I give Chloe a quick hug and tell her I missed her and welcome home. She looks pissed. I give mom and dad and apologetic smile. They look disappointed. I just barely glance at Ryker out the corner of my eye saying it was nice to finally meet him. He looks amused with that little smirk on his face. He probably knows I am lying just to get away from him. Ugh! I say a quick “sorry” and go to dash out the door. Thank goodness my camera equipment is already in my car.
On my way out, I somehow accidently graze Ryker’s arm. I draw in a quick breath and momentarily stop moving as tiny blissful sparks shoot up my arm and spread throughout my body. The feeling is incredible. I feel warm all over. It is as if every cell in my body has been awakened, and fireworks are going off in celebration of finding my mate. It is unlike anything I have every felt before. I need to get out of here before I throw myself into his arms.
“It was nice meeting you too, Rylee.” Ryker says. Well that was a little delayed. “I look forward to getting to know you.” I bet you do. With that I run the rest of the way out the door to my car.

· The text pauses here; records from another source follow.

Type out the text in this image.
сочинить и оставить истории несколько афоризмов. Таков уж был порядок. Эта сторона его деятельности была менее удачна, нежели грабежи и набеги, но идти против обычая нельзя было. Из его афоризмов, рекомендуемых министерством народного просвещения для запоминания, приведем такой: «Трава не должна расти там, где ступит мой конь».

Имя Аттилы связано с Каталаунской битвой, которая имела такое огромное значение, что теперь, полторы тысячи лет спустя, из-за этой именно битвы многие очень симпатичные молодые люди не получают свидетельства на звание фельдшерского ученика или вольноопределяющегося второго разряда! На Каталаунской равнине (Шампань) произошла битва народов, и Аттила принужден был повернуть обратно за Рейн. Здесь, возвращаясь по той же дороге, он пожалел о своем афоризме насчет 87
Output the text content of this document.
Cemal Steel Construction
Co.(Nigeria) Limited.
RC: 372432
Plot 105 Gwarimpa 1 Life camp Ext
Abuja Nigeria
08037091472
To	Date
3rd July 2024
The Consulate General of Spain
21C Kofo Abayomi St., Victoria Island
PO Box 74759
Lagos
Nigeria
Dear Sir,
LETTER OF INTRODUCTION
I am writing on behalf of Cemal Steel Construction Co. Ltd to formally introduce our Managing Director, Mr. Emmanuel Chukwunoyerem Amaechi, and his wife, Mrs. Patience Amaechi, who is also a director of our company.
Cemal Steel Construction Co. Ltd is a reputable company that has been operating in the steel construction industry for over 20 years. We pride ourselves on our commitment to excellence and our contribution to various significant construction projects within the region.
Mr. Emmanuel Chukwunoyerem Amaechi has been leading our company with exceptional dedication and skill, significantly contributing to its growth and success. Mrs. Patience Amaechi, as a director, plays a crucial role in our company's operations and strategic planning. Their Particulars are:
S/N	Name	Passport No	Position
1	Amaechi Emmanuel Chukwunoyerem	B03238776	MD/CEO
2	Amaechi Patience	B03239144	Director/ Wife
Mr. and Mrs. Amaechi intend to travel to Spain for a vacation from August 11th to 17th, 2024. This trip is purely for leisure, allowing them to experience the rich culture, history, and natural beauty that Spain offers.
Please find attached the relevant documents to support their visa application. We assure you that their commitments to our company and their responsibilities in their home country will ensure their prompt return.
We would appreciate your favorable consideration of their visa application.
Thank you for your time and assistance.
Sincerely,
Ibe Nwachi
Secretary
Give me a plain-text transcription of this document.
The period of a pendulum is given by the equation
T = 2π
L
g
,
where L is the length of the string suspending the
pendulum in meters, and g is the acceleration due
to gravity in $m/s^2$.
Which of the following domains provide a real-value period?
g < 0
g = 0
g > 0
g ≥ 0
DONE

I am going to drive to my special spot. I always park right off the road, but my car will be hidden out of sight because I will nestle it just inside the woods. It is about a thirty-minute drive from the house, but that will give me additional time to think.
Twenty minutes later….
I finally reach my destination. I had to keep looking at my speedometer on the way here though, and slowing down. The drive took me twenty minutes instead of the usual thirty. Oops! I guess my anxiety was giving me a heavy foot. But ahhhh, so worth it. I am finally in my own little piece of paradise. I already feel a little calmer just by being here in the forest.
I have been coming here since I started driving, whenever I want to let my wolf loose. It is the perfect location to run. This is a no trespassing and a no hunting area, which makes it a lot safer for me in my wolf form. I never ran into another soul out here. Nor have I ever caught a scent alerting me that someone had been here before me.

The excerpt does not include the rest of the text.